The boys were okay. They were never a problem. But this daughter—today she lives near me. Today she’s a darling. When she tells me stories about what she did during those years, what they did at parties, I can’t believe it! She tells me, “Ma, you would have dropped dead then if I told you what I was doing.”

The two boys went to Seward Park High School in the Lower East Side. The drug scene was heavy there in those days.

My kids swore all of their lives that I had a detective after them, that I paid someone to check them out. But I had my ways to find out who their friends were. My two daughters used to tell me I was old-fashioned, I was this, I was that, I was not with the times, but they are much stricter with their children than I was with them. I have 11 grandchildren, and they’re all doing very well.

Pomonok Houses is very, very large. There were 450 to 500 tenants. As housing assistant I made sure the tenants paid their rents on time, I made home visits to tenants to help with whatever problems came up. There weren’t enough housing assistants. Thank God the majority of my tenants were responsible. As a matter of fact, when I left, there were no delinquencies. Mr. Moritz, the manager, said, “How did you do it? Tell me!” I said, “Do what?” He said, “You have no rent delinquents!”

. . . I joined the union when I went to Pomonok Houses. I was happy that I could be a member and participate. . . . I went to union meetings, parties, and get-togethers.
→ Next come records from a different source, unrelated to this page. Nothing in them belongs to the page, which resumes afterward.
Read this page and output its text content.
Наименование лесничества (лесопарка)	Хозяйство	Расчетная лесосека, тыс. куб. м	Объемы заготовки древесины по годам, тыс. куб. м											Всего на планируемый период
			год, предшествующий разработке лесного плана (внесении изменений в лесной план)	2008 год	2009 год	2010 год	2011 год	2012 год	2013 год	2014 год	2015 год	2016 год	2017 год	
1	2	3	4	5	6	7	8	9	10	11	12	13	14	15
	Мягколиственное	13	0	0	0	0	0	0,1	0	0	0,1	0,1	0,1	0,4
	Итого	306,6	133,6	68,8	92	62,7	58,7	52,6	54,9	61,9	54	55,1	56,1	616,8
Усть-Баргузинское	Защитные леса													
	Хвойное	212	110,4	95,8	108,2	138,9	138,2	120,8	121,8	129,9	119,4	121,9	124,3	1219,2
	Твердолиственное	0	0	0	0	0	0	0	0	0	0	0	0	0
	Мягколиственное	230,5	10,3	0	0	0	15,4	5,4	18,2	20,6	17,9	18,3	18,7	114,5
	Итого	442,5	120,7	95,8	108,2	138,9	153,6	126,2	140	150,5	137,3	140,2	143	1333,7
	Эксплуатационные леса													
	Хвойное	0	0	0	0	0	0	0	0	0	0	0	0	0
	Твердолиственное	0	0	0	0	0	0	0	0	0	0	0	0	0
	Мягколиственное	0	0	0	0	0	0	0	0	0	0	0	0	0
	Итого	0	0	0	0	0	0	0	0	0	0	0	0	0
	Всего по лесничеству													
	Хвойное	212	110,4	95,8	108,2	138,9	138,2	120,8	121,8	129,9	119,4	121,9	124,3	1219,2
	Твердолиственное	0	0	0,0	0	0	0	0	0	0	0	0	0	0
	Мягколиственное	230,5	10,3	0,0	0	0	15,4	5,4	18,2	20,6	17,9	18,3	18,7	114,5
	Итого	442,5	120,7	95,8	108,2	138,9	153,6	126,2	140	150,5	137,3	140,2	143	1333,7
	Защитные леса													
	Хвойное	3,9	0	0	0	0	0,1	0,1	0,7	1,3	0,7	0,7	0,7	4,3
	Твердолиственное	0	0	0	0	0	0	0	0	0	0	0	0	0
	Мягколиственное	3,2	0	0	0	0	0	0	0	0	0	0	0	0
The one thing I liked about the union was that you could express your opinion, you could speak your mind, and everyone treated you with respect. The union would say they would see what they could do about a situation and then you would get a call with an answer a couple of days later. Even if they said there was nothing they could do about a situation because it was part of the contract or whatever, they still followed up. . . . I never bothered the union with my problems. But I did call the union on behalf of some of the employees.
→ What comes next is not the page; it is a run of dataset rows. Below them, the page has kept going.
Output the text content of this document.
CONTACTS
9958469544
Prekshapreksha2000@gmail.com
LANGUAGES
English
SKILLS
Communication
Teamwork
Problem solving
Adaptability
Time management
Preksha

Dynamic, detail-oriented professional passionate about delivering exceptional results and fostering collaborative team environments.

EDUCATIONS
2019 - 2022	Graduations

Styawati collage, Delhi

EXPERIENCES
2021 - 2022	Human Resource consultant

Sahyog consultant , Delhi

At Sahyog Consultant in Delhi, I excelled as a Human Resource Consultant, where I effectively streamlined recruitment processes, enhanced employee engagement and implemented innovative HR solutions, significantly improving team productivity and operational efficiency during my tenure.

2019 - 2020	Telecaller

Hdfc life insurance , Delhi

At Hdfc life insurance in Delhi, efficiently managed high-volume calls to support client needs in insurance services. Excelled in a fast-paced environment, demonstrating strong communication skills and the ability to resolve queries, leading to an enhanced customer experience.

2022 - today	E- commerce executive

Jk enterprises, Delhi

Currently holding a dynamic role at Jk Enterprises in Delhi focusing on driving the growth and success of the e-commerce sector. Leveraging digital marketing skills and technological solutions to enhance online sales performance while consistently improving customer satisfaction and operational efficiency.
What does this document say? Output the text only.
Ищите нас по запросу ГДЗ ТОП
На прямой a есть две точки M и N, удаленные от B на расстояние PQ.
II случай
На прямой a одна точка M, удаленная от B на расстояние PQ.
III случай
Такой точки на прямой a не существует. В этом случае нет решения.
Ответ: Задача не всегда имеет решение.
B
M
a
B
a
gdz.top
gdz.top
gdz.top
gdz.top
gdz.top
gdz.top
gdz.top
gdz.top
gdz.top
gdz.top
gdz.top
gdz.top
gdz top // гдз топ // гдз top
. . . One thing I want to emphasize is that I have never—and I am a very good detective for that—I have never experienced or suspected or witnessed any type, any form or any shape of discrimination in the union. What’s good for me is good for the next person and the next person. That has been my impression. And I don’t think it’s different when I’m not around. This is the way they are. I’m a very good observer of character. . . . If I were to define in one word or one sentence what the union has done for me since I became a member of the union and since I retired, I’d say the union has become part of my family. The people who work for the union are people that I can count on in case of an emergency or if there’s a medical situation. Or even if I just need to talk. And they call me. This is something that touches my heart.